Independent MP Kwame A Plus threatens major corruption exposé; alleges land grabs and elite profiteering under John Dramani Mahama administration
Ghana’s anti-corruption fight has been thrown into fresh turmoil after outspoken musician-turned-politician Kwame A Plus launched a blistering assault on the ruling government, declaring its flagship anti-graft programme effectively dead.
In a series of incendiary statements, A Plus accused insiders within the governing National Democratic Congress (NDC) of engaging in high-level corruption—alleging the quiet capture and redistribution of state lands to politically connected elites.
His most explosive claim?
“ORAL has collapsed.”
The remark targets Operation Recover All Loot (ORAL)—once touted as the centrepiece of the administration’s anti-corruption crusade.

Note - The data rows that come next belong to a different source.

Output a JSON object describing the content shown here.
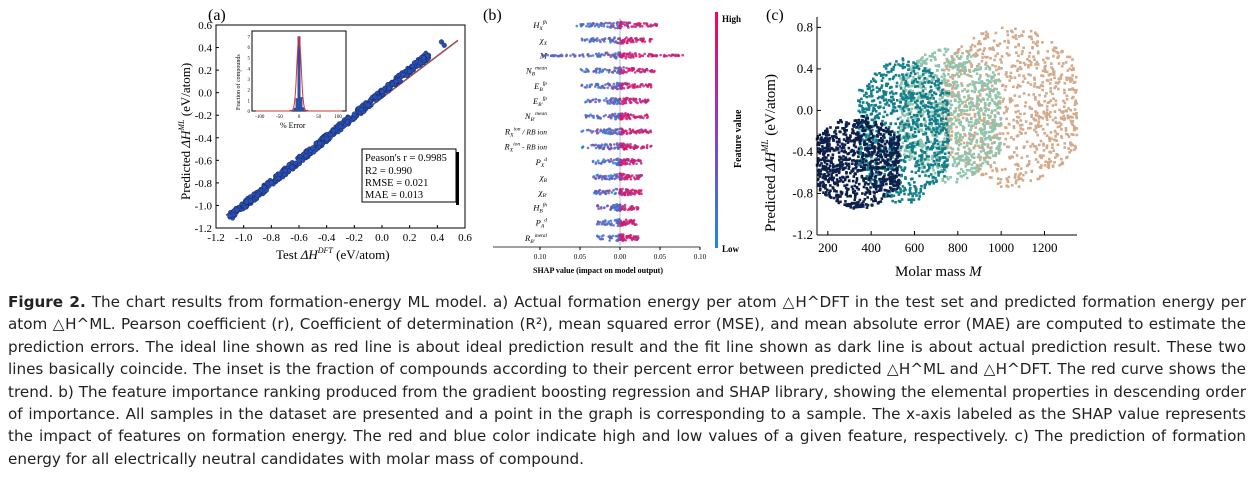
{
  "panels": {
    "a_label": "(a)",
    "b_label": "(b)",
    "c_label": "(c)"
  },
  "chart_data": [
    {
      "type": "scatter",
      "panel": "a",
      "xlabel": "Test ΔH^DFT (eV/atom)",
      "ylabel": "Predicted ΔH^ML (eV/atom)",
      "xlim": [
        -1.2,
        0.6
      ],
      "ylim": [
        -1.2,
        0.6
      ],
      "xticks": [
        "-1.2",
        "-1.0",
        "-0.8",
        "-0.6",
        "-0.4",
        "-0.2",
        "0.0",
        "0.2",
        "0.4",
        "0.6"
      ],
      "yticks": [
        "0.6",
        "0.4",
        "0.2",
        "0.0",
        "-0.2",
        "-0.4",
        "-0.6",
        "-0.8",
        "-1.0",
        "-1.2"
      ],
      "stats": [
        "Peason's r = 0.9985",
        "R2 = 0.990",
        "RMSE = 0.021",
        "MAE = 0.013"
      ],
      "points_sample": [
        [
          -1.1,
          -1.09
        ],
        [
          -1.05,
          -1.04
        ],
        [
          -0.98,
          -0.97
        ],
        [
          -0.95,
          -0.96
        ],
        [
          -0.9,
          -0.91
        ],
        [
          -0.85,
          -0.84
        ],
        [
          -0.8,
          -0.8
        ],
        [
          -0.75,
          -0.76
        ],
        [
          -0.7,
          -0.69
        ],
        [
          -0.65,
          -0.66
        ],
        [
          -0.6,
          -0.6
        ],
        [
          -0.55,
          -0.56
        ],
        [
          -0.5,
          -0.49
        ],
        [
          -0.45,
          -0.45
        ],
        [
          -0.4,
          -0.41
        ],
        [
          -0.35,
          -0.34
        ],
        [
          -0.3,
          -0.3
        ],
        [
          -0.25,
          -0.26
        ],
        [
          -0.2,
          -0.19
        ],
        [
          -0.15,
          -0.15
        ],
        [
          -0.1,
          -0.11
        ],
        [
          -0.05,
          -0.04
        ],
        [
          0.0,
          0.01
        ],
        [
          0.05,
          0.04
        ],
        [
          0.1,
          0.1
        ],
        [
          0.15,
          0.16
        ],
        [
          0.2,
          0.19
        ],
        [
          0.3,
          0.31
        ],
        [
          0.43,
          0.45
        ],
        [
          0.45,
          0.42
        ]
      ],
      "inset": {
        "xlabel": "% Error",
        "ylabel": "Fraction of compounds",
        "xticks": [
          "-100",
          "-50",
          "0",
          "50",
          "100"
        ],
        "yticks": [
          "0",
          "1",
          "2",
          "3",
          "4",
          "5",
          "6",
          "7"
        ],
        "bins": [
          -40,
          -30,
          -20,
          -10,
          -5,
          0,
          5,
          10,
          20,
          30,
          40
        ],
        "fractions": [
          0.02,
          0.05,
          0.1,
          0.3,
          1.2,
          7.0,
          1.3,
          0.35,
          0.1,
          0.05,
          0.02
        ]
      }
    },
    {
      "type": "beeswarm",
      "panel": "b",
      "xlabel": "SHAP value (impact on model output)",
      "xticks": [
        "0.10",
        "0.05",
        "0.00",
        "0.05",
        "0.10"
      ],
      "colorbar_label": "Feature value",
      "colorbar_high": "High",
      "colorbar_low": "Low",
      "features": [
        {
          "base": "H",
          "sub": "X",
          "sup": "fh",
          "spread": 0.6
        },
        {
          "base": "χ",
          "sub": "X",
          "sup": "",
          "spread": 0.5
        },
        {
          "base": "M",
          "sub": "",
          "sup": "",
          "spread": 1.0
        },
        {
          "base": "N",
          "sub": "B",
          "sup": "mean",
          "spread": 0.55
        },
        {
          "base": "E",
          "sub": "B",
          "sup": "fp",
          "spread": 0.5
        },
        {
          "base": "E",
          "sub": "B'",
          "sup": "fp",
          "spread": 0.45
        },
        {
          "base": "N",
          "sub": "B'",
          "sup": "mean",
          "spread": 0.45
        },
        {
          "base": "R",
          "sub": "X",
          "sup": "ion",
          "suffix": " / R_B^ion",
          "spread": 0.5
        },
        {
          "base": "R",
          "sub": "X",
          "sup": "ion",
          "suffix": " - R_B^ion",
          "spread": 0.5
        },
        {
          "base": "P",
          "sub": "X",
          "sup": "d",
          "spread": 0.35
        },
        {
          "base": "χ",
          "sub": "B",
          "sup": "",
          "spread": 0.35
        },
        {
          "base": "χ",
          "sub": "B'",
          "sup": "",
          "spread": 0.35
        },
        {
          "base": "H",
          "sub": "B",
          "sup": "fh",
          "spread": 0.3
        },
        {
          "base": "P",
          "sub": "A",
          "sup": "d",
          "spread": 0.3
        },
        {
          "base": "R",
          "sub": "B'",
          "sup": "metal",
          "spread": 0.3
        }
      ]
    },
    {
      "type": "scatter",
      "panel": "c",
      "xlabel": "Molar mass M",
      "ylabel": "Predicted ΔH^ML (eV/atom)",
      "xlim": [
        150,
        1350
      ],
      "ylim": [
        -1.2,
        0.9
      ],
      "xticks": [
        "200",
        "400",
        "600",
        "800",
        "1000",
        "1200"
      ],
      "yticks": [
        "0.8",
        "0.4",
        "0.0",
        "-0.4",
        "-0.8",
        "-1.2"
      ],
      "series": [
        {
          "color": "#0d1f4a",
          "mass_range": [
            150,
            530
          ],
          "y_range": [
            -0.95,
            -0.05
          ]
        },
        {
          "color": "#137f8c",
          "mass_range": [
            340,
            760
          ],
          "y_range": [
            -0.9,
            0.5
          ]
        },
        {
          "color": "#8fc4ad",
          "mass_range": [
            530,
            1000
          ],
          "y_range": [
            -0.7,
            0.62
          ]
        },
        {
          "color": "#d2aa8c",
          "mass_range": [
            730,
            1350
          ],
          "y_range": [
            -0.75,
            0.82
          ]
        }
      ]
    }
  ],
  "caption": {
    "fig_label": "Figure 2.",
    "text": "The chart results from formation-energy ML model. a) Actual formation energy per atom △H^DFT in the test set and predicted formation energy per atom △H^ML. Pearson coefficient (r), Coefficient of determination (R²), mean squared error (MSE), and mean absolute error (MAE) are computed to estimate the prediction errors. The ideal line shown as red line is about ideal prediction result and the fit line shown as dark line is about actual prediction result. These two lines basically coincide. The inset is the fraction of compounds according to their percent error between predicted △H^ML and △H^DFT. The red curve shows the trend. b) The feature importance ranking produced from the gradient boosting regression and SHAP library, showing the elemental properties in descending order of importance. All samples in the dataset are presented and a point in the graph is corresponding to a sample. The x-axis labeled as the SHAP value represents the impact of features on formation energy. The red and blue color indicate high and low values of a given feature, respectively. c) The prediction of formation energy for all electrically neutral candidates with molar mass of compound."
  }
}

A REFORM AGENDA IN FREEFALL
When ORAL was introduced, it carried bold ambition: track stolen state resources, recover looted funds, and prosecute offenders—especially from previous regimes.
But more than a year on, critics say the initiative has delivered little in terms of:
High-profile prosecutions
Asset recovery
Institutional accountability
Now, A Plus is pushing a far more damaging narrative not that ORAL is slow, but that it has been compromised from within.
According to him, individuals close to power are not just escaping scrutiny they are benefiting from the very system meant to police corruption.
FROM INSIDER TO ACCUSER
This is not A Plus’ first direct clash with the political establishment.
In 2025, he engaged in a fierce and highly publicised confrontation with Attorney-General Dominic Ayine, trading allegations that ranged from bribery to misconduct.
That standoff ended inconclusively but it cemented A Plus as a volatile political actor with proximity to power and a willingness to detonate controversy.
Now, he is raising the stakes.
He has openly threatened to:
Name individuals within government
Release documentary evidence
Expose what he calls “systemic rot” at the heart of the administration
LAND, POWER, AND A GROWING SILENCE
At the centre of the allegations lies one of Ghana’s most politically sensitive fault lines: state land allocation.
If substantiated, claims that government lands are being quietly transferred to party-aligned figures could trigger:
Constitutional and legal challenges
Public backlash
Investigations into executive abuse of power
Yet, despite the gravity of the accusations, there has been no decisive official response addressing the specifics.
That silence is fast becoming a political liability.
A TEST OF MAHAMA’S CREDIBILITY
For President John Dramani Mahama, the implications are profound.
The perception that ORAL is ineffective or worse, deliberately selective threatens to:
Undermine public trust in governance
Collapse the moral authority of the administration
Reinforce long-standing cynicism about political accountability in Ghana
In a political landscape where anti-corruption rhetoric often determines electoral success, failure to act decisively could carry lasting consequences.
THE MOMENT OF TRUTH
The trajectory of this unfolding crisis now depends on one thing: evidence.
If A Plus substantiates his claims, Ghana could be on the brink of:
A major political scandal
High-level investigations
Possible prosecutions involving powerful figures
A NATION ON EDGE
A Plus has moved beyond criticism. He has issued a direct challenge to the integrity of government itself.
His declaration that “ORAL is dead” is more than rhetoric—it is an allegation that Ghana’s anti-corruption fight may be collapsing from within.